The Providence Journal reports:
Calling his crimes egregious and an enormous violation of the trust to the parishioners he once served, a federal judge on Wednesday sentenced a former Roman Catholic priest to serve six years in prison.
“I’m strongly inclined to give you more than that,” U.S. District Court Judge William E. Smith said in sentencing Rev. James Ward Jackson, 68.
Smith exceeded the five-year term agreed to Assistant U.S. Attorney John McAdams and Jackson’s lawyer, John Calcagni, in sentencing Jackson, a former pastor at St. Mary’s Catholic Parish on Broadway, to 72 months for receiving child pornography.
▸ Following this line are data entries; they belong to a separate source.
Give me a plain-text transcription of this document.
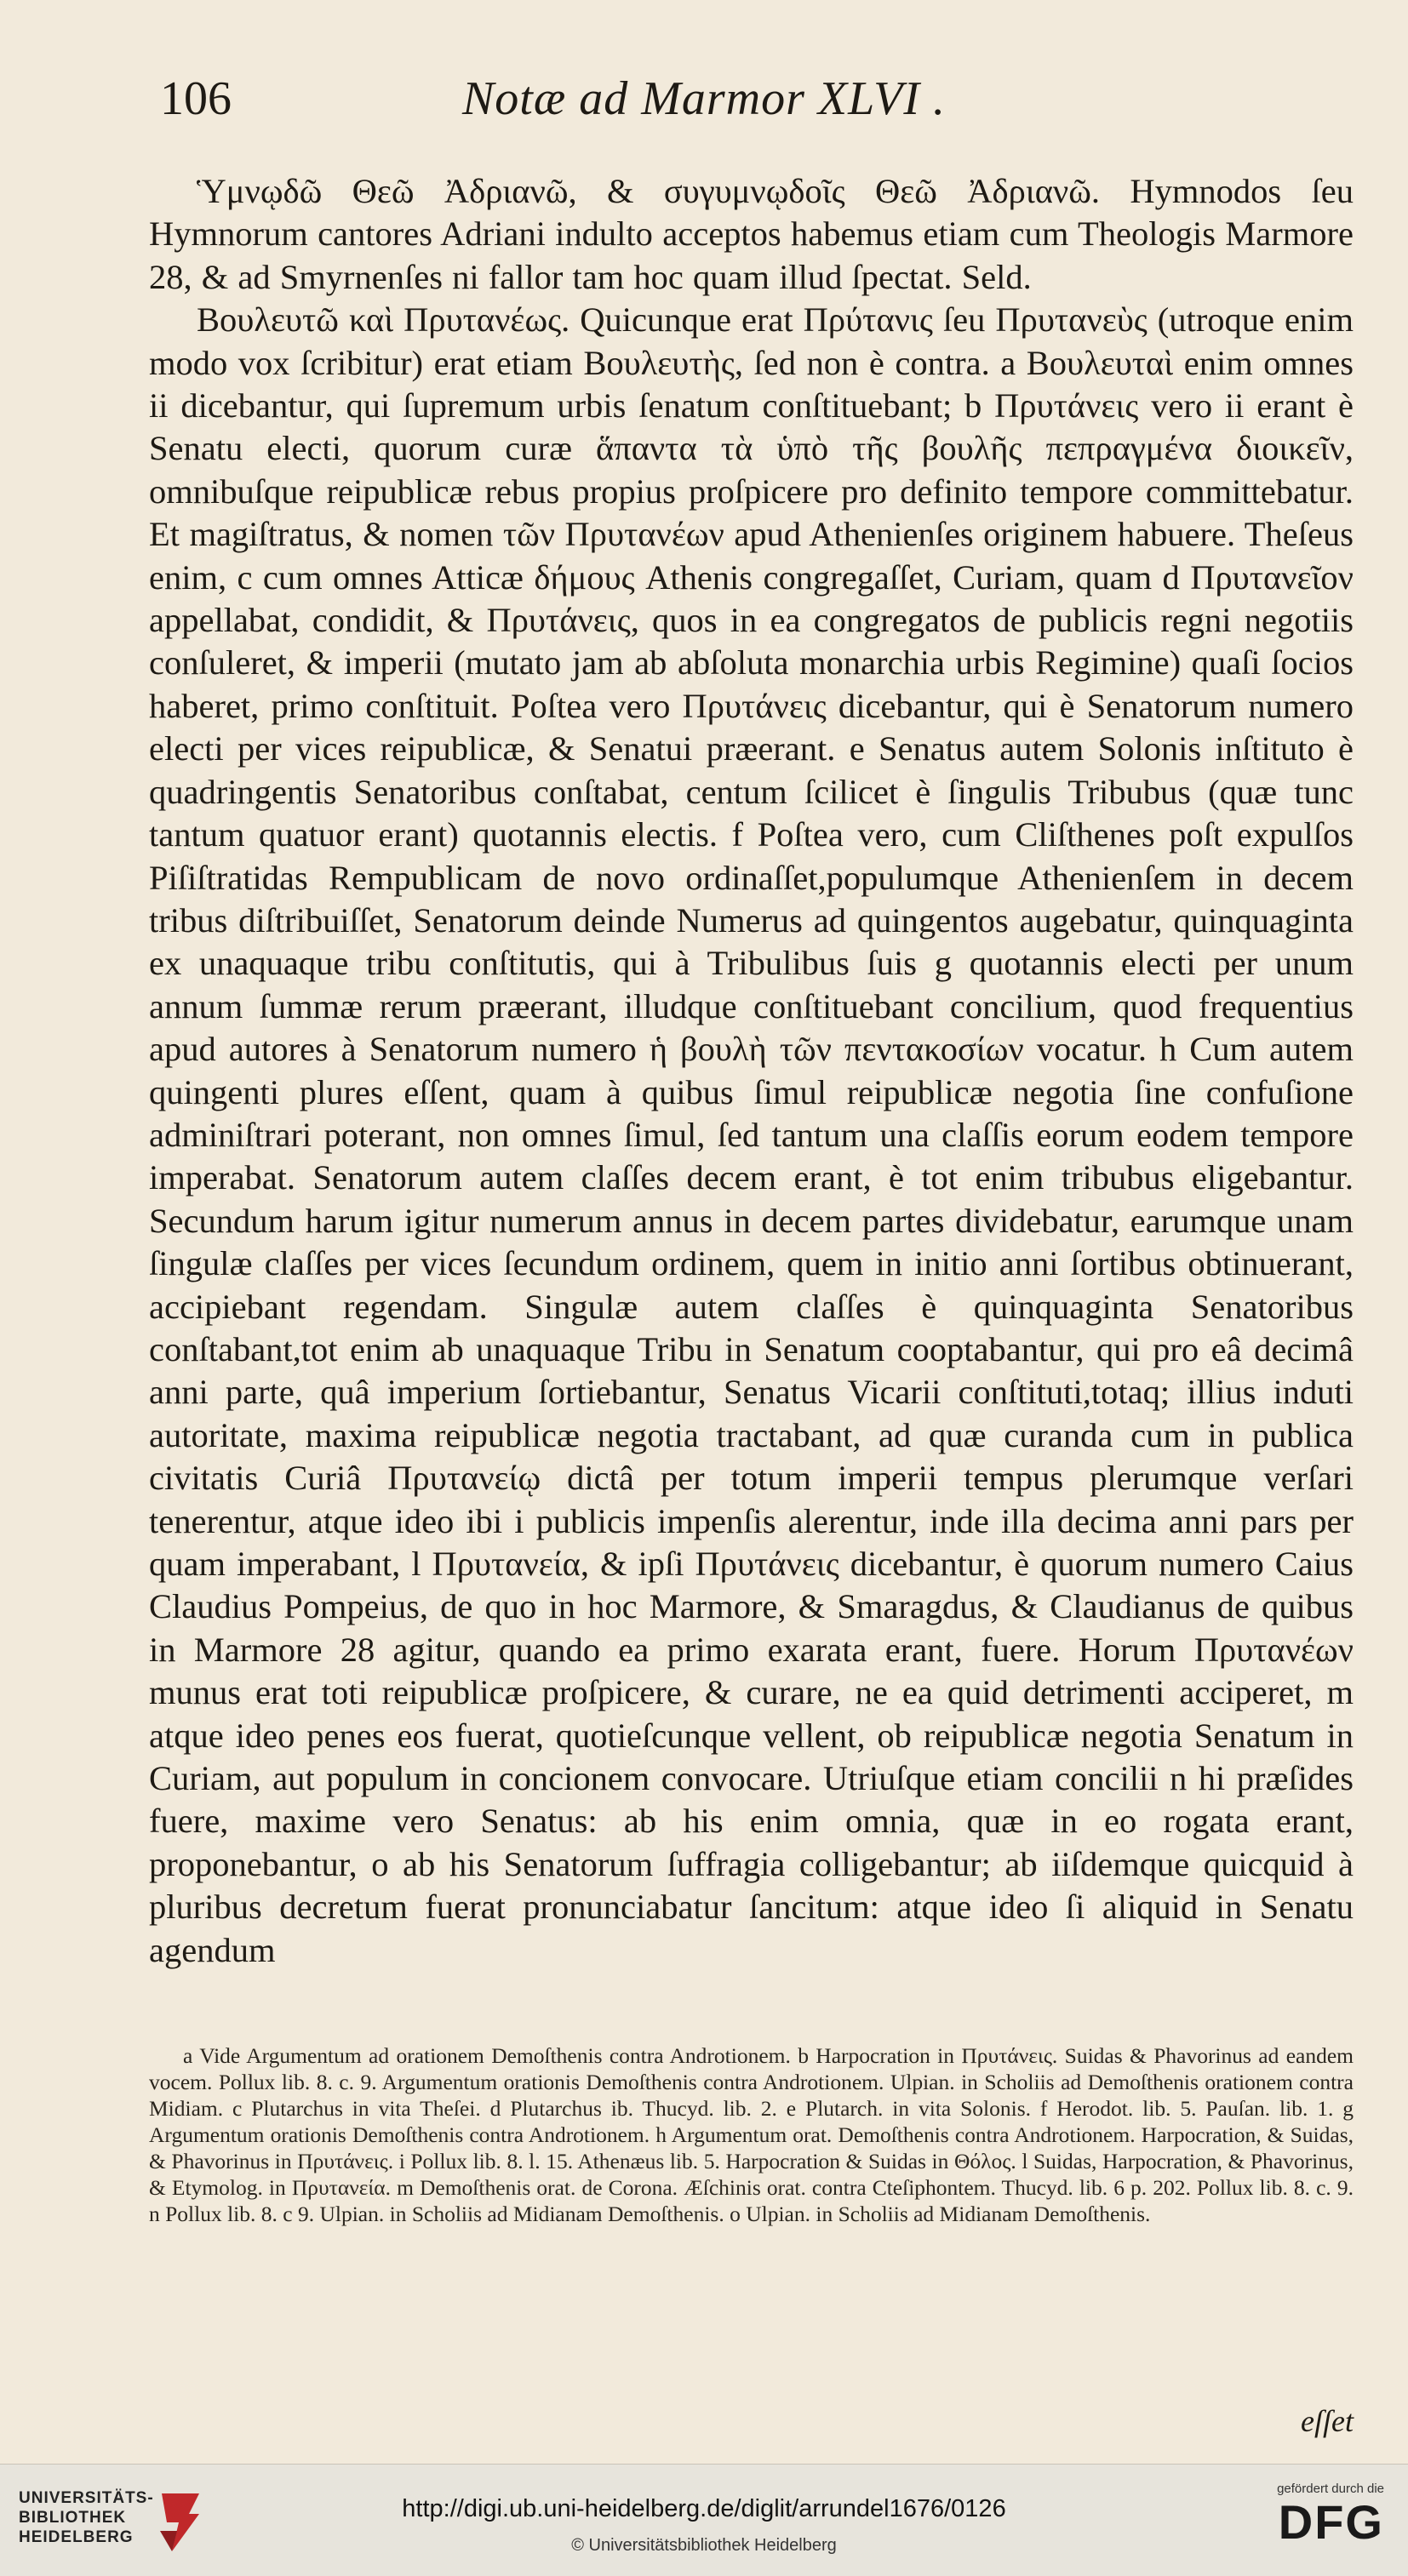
106	Notæ ad Marmor XLVI .

Ὑμνῳδῶ Θεῶ Ἀδριανῶ, & συγυμνῳδοῖς Θεῶ Ἀδριανῶ. Hymnodos ſeu Hymnorum cantores Adriani indulto acceptos habemus etiam cum Theologis Marmore 28, & ad Smyrnenſes ni fallor tam hoc quam illud ſpectat. Seld.

Βουλευτῶ καὶ Πρυτανέως. Quicunque erat Πρύτανις ſeu Πρυτανεὺς (utroque enim modo vox ſcribitur) erat etiam Βουλευτὴς, ſed non è contra. a Βουλευταὶ enim omnes ii dicebantur, qui ſupremum urbis ſenatum conſtituebant; b Πρυτάνεις vero ii erant è Senatu electi, quorum curæ ἅπαντα τὰ ὑπὸ τῆς βουλῆς πεπραγμένα διοικεῖν, omnibuſque reipublicæ rebus propius proſpicere pro definito tempore committebatur. Et magiſtratus, & nomen τῶν Πρυτανέων apud Athenienſes originem habuere. Theſeus enim, c cum omnes Atticæ δήμους Athenis congregaſſet, Curiam, quam d Πρυτανεῖον appellabat, condidit, & Πρυτάνεις, quos in ea congregatos de publicis regni negotiis conſuleret, & imperii (mutato jam ab abſoluta monarchia urbis Regimine) quaſi ſocios haberet, primo conſtituit. Poſtea vero Πρυτάνεις dicebantur, qui è Senatorum numero electi per vices reipublicæ, & Senatui præerant. e Senatus autem Solonis inſtituto è quadringentis Senatoribus conſtabat, centum ſcilicet è ſingulis Tribubus (quæ tunc tantum quatuor erant) quotannis electis. f Poſtea vero, cum Cliſthenes poſt expulſos Piſiſtratidas Rempublicam de novo ordinaſſet,populumque Athenienſem in decem tribus diſtribuiſſet, Senatorum deinde Numerus ad quingentos augebatur, quinquaginta ex unaquaque tribu conſtitutis, qui à Tribulibus ſuis g quotannis electi per unum annum ſummæ rerum præerant, illudque conſtituebant concilium, quod frequentius apud autores à Senatorum numero ἡ βουλὴ τῶν πεντακοσίων vocatur. h Cum autem quingenti plures eſſent, quam à quibus ſimul reipublicæ negotia ſine confuſione adminiſtrari poterant, non omnes ſimul, ſed tantum una claſſis eorum eodem tempore imperabat. Senatorum autem claſſes decem erant, è tot enim tribubus eligebantur. Secundum harum igitur numerum annus in decem partes dividebatur, earumque unam ſingulæ claſſes per vices ſecundum ordinem, quem in initio anni ſortibus obtinuerant, accipiebant regendam. Singulæ autem claſſes è quinquaginta Senatoribus conſtabant,tot enim ab unaquaque Tribu in Senatum cooptabantur, qui pro eâ decimâ anni parte, quâ imperium ſortiebantur, Senatus Vicarii conſtituti,totaq; illius induti autoritate, maxima reipublicæ negotia tractabant, ad quæ curanda cum in publica civitatis Curiâ Πρυτανείῳ dictâ per totum imperii tempus plerumque verſari tenerentur, atque ideo ibi i publicis impenſis alerentur, inde illa decima anni pars per quam imperabant, l Πρυτανεία, & ipſi Πρυτάνεις dicebantur, è quorum numero Caius Claudius Pompeius, de quo in hoc Marmore, & Smaragdus, & Claudianus de quibus in Marmore 28 agitur, quando ea primo exarata erant, fuere. Horum Πρυτανέων munus erat toti reipublicæ proſpicere, & curare, ne ea quid detrimenti acciperet, m atque ideo penes eos fuerat, quotieſcunque vellent, ob reipublicæ negotia Senatum in Curiam, aut populum in concionem convocare. Utriuſque etiam concilii n hi præſides fuere, maxime vero Senatus: ab his enim omnia, quæ in eo rogata erant, proponebantur, o ab his Senatorum ſuffragia colligebantur; ab iiſdemque quicquid à pluribus decretum fuerat pronunciabatur ſancitum: atque ideo ſi aliquid in Senatu agendum

a Vide Argumentum ad orationem Demoſthenis contra Androtionem. b Harpocration in Πρυτάνεις. Suidas & Phavorinus ad eandem vocem. Pollux lib. 8. c. 9. Argumentum orationis Demoſthenis contra Androtionem. Ulpian. in Scholiis ad Demoſthenis orationem contra Midiam. c Plutarchus in vita Theſei. d Plutarchus ib. Thucyd. lib. 2. e Plutarch. in vita Solonis. f Herodot. lib. 5. Pauſan. lib. 1. g Argumentum orationis Demoſthenis contra Androtionem. h Argumentum orat. Demoſthenis contra Androtionem. Harpocration, & Suidas, & Phavorinus in Πρυτάνεις. i Pollux lib. 8. l. 15. Athenæus lib. 5. Harpocration & Suidas in Θόλος. l Suidas, Harpocration, & Phavorinus, & Etymolog. in Πρυτανεία. m Demoſthenis orat. de Corona. Æſchinis orat. contra Cteſiphontem. Thucyd. lib. 6 p. 202. Pollux lib. 8. c. 9. n Pollux lib. 8. c 9. Ulpian. in Scholiis ad Midianam Demoſthenis. o Ulpian. in Scholiis ad Midianam Demoſthenis.

eſſet
UNIVERSITÄTS-
BIBLIOTHEK
HEIDELBERG
http://digi.ub.uni-heidelberg.de/diglit/arrundel1676/0126
© Universitätsbibliothek Heidelberg
gefördert durch die
DFG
Catholic site The Pillar reported yesterday:
In a plea for a sentence of five years on child pornography charges, Fr. James Jackson told a federal judge that he accepted responsibility for his crimes and was sorry, and that he had been sexually abused himself as a minor. “Mr. Jackson channeled that trauma and addressed it by pursuing and viewing child pornography. His doing so resulted in the development of an addiction to these obscene visual depictions, which explains how and why he comes before this Court.”
“The vile sin into which I fell, and for which I am guilty, has caused immeasurable harm,” Jackson explained in a handwritten letter dated Aug. 6, and reportedly sent to his religious provincial superior. The priest told the court that he has been “involuntarily removed from the priesthood but has not abandoned his faith.” Jackson told the judge that his conduct was “hypocritical” and “completely unbecoming of a devout Catholic and more so, a clergyman.”
Jackson is already in jail because he violated his pre-trial release conditions by possessing….child porn. My November 2021 report on his arrest is here. Since that post preceded the launch of our running tally, he joined our running tally upon his guilty plea in June 2023.